This is a bit of a puzzle. The reason the gc wouldn't be freeing memory is if it's not running or there's lingering reference to the object.
Allocate static amount of memory for testing
Using vector to assign chunks of memory might be more efficient for testing.

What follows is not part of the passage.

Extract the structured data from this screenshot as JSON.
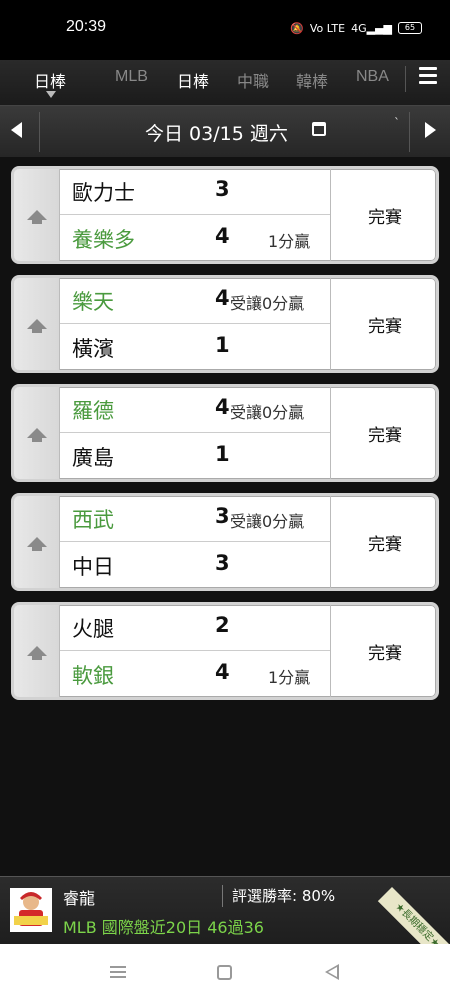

At least it makes it easier for me to sort out how much memory I can expect to be used.
library(pryr)
foo <- vector(length=250000)
object_size(foo) #1 MB
Report pre and post memory use
I modified the script:
- allocate a static amount per iteration 100Mb per for 10 iterations.
- run gc() once after the loop
- emit pre loop and post gc memory use
- output to text file in /tmp
Modified testing script
library(parallel)
noOfThreads <- detectCores() - 1
cluster <- makeCluster(noOfThreads, type = "FORK",
outfile="/tmp/forkedmem.txt")
# Worker function to be run on by each forked process
workfun <- function(node_num){
bigList <- list()
index <- 1
# Pre allocation memory reporting
memFree <- as.numeric(system("awk '/MemFree/ {print $2}' /proc/meminfo", intern=TRUE))
cat(sprintf("%i: pre memFree: %i\n", node_num, memFree))
while(index < 11) {
# Allocate ~100 MB of logical vector
bigList[[index]] <- vector(length=25000000)
# Gather & emit iteration's memory use
memFree <- as.numeric(system("awk '/MemFree/ {print $2}' /proc/meminfo", intern=TRUE))
cat(sprintf("%i: %i memFree: %i\n", node_num, index, memFree))
index <- index + 1
}
# Remove objects in environment and garbage clean,
# but keep the node number!
rm(list = setdiff(ls(), "node_num"))
gc(verbose=F)
# Post GC report
memFree <- as.numeric(system("awk '/MemFree/ {print $2}' /proc/meminfo", intern=TRUE))
cat(sprintf("%i: end memFree: %i\n", node_num, memFree))
}
# Run the function on the forks
clusterApplyLB(cluster, 1:noOfThreads, workfun)
Results: (node_num: iteration mem free)
2: pre memFree: 6931168
3: pre memFree: 6930664
1: pre memFree: 6930664
3: 1 memFree: 6629988
2: 1 memFree: 6534276
1: 1 memFree: 6532512
...
...
3: 10 memFree: 3911460
2: 10 memFree: 3911836
1: 10 memFree: 3913236
3: end memFree: 5704496
2: end memFree: 6849472
1: end memFree: 6849532
Looks like gc does run.
I'm seeing just over 80MB remaining after the call to gc() in any of the threads. Each fork should be allocating ~ 1000 MB of space during it's run.